Based on the purchase price and pricing rules, sales prices for individual sales channels are automatically calculated, again with continuous monitoring of margin, profitability or discount space.

→ With the help of the Smart Product Catalog automation, the product manager has a system that handles the routine on both the buying and selling side. But at the same time, according to defined rules, it immediately alerts him to non-standard situations that require control or intervention.

→ Pricing rules are set directly by product managers and pricing changes do not require the involvement of programmers. This gives the sales team unlimited room to fine-tune the pricing strategy.

→ Thanks to this automation, the client saves about 600 man-hours of work per month, which in the past required manual checking of new offers and constant recalculation of excel tables with prices.

Stocking

Original client situation

In addition to prices, suppliers also send stock levels. Stock levels change very quickly. If the updated information does not get to the e-shops automatically, it happens that the e-shop operator sells something to his client that he is no longer able to supply by dropshipping (or supply at the price indicated).

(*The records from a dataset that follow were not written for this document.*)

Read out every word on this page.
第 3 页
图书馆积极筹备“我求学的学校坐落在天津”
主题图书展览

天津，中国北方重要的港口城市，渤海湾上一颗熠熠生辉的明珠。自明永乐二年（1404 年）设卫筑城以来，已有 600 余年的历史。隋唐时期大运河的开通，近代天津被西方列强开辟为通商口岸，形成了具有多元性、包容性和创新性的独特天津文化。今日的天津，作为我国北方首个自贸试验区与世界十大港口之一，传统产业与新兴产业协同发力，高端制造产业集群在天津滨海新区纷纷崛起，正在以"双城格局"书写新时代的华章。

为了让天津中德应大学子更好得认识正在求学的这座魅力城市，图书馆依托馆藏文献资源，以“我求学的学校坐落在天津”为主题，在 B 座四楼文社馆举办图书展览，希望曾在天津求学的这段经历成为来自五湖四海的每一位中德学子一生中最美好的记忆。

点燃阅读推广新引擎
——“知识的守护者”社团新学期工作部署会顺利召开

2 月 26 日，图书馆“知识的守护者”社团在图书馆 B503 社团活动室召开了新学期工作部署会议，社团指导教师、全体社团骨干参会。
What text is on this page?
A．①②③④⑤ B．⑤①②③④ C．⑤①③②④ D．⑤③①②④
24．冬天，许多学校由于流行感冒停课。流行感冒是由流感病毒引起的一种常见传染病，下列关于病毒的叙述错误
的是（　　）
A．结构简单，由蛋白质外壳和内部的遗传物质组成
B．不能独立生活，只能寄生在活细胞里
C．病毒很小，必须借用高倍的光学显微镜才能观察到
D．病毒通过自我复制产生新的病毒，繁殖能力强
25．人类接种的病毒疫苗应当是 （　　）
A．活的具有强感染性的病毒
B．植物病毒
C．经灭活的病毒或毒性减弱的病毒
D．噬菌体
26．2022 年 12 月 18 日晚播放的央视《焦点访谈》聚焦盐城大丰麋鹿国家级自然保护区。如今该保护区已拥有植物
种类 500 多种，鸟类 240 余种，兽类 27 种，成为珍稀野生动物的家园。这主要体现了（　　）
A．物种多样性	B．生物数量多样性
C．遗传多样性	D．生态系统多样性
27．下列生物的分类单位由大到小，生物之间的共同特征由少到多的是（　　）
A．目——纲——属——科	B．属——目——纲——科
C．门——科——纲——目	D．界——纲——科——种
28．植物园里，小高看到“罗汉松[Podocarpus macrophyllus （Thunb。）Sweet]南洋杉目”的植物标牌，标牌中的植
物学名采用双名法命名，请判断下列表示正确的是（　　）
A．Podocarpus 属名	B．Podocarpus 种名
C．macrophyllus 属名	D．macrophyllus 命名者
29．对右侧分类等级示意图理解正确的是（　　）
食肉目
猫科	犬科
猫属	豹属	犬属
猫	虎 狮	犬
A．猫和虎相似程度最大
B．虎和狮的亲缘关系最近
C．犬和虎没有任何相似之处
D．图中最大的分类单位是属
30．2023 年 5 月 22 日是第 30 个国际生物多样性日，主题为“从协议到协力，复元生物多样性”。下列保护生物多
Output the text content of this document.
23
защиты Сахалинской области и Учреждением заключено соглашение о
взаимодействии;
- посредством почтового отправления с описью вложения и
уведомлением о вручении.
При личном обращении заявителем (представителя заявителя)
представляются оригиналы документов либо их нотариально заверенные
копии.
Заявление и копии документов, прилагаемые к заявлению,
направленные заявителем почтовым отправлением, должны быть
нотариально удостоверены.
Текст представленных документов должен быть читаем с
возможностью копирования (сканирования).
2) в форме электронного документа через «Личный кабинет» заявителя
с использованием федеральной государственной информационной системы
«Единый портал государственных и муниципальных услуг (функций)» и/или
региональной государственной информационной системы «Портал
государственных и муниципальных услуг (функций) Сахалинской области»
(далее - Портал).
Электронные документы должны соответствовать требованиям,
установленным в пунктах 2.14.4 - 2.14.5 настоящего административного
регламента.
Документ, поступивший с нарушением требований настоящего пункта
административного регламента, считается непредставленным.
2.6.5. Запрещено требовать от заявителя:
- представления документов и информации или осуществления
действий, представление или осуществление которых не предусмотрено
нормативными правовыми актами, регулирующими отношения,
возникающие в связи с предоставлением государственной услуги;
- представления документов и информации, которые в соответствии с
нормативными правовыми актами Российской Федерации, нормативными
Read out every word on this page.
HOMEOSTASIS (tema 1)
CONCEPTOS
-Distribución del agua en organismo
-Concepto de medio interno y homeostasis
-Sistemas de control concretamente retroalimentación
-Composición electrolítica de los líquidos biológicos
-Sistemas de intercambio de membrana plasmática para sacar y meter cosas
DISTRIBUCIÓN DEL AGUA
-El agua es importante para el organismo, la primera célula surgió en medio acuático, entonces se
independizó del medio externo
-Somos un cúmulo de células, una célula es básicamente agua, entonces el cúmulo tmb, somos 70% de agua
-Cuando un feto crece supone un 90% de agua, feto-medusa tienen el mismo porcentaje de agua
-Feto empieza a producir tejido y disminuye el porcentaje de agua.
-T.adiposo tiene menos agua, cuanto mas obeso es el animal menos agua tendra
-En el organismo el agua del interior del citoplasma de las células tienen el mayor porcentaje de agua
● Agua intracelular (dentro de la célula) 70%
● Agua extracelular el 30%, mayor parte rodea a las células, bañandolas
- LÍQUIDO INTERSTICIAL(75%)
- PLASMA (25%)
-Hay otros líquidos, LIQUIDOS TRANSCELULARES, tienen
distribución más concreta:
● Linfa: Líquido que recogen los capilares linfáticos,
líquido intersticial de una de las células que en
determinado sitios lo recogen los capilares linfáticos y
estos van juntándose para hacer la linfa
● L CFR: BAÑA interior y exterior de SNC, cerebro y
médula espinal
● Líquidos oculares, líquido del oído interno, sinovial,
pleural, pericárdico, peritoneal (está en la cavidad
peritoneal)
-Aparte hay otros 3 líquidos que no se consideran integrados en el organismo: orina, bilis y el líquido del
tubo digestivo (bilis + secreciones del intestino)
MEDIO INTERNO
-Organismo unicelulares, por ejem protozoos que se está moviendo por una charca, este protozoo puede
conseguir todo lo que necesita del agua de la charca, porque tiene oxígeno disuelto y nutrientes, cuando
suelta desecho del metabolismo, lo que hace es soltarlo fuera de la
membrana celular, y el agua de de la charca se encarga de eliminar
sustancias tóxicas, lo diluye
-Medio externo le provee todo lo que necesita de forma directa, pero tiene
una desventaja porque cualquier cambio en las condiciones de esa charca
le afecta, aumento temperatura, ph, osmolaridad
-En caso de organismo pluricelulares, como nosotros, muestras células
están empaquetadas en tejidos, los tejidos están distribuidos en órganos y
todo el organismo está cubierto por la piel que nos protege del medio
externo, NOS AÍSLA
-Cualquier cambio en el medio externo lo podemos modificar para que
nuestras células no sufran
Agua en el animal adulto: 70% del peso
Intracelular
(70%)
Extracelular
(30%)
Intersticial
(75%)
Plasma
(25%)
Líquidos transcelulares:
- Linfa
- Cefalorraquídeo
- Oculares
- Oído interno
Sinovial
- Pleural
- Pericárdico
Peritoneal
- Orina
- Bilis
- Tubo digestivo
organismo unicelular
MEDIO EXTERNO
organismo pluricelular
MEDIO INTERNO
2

→ The consequence is a damaged reputation with customers and financial losses due to incorrect pricing.

How WisePorter helped

Stock availability from suppliers and internal stock levels can be downloaded automatically. The availability displayed on the e-shops and the offered selling price of the goods immediately reflect the current availability of the goods in the warehouses.

→ This avoids situations where the client orders goods that are no longer available according to the information on the e-shop.

→ It is possible, for example, to automatically end a promotion or increase the price when the stock is low.

→ Individual warehouses are recorded separately. This makes it possible to have different prices in different countries depending on the local availability of goods.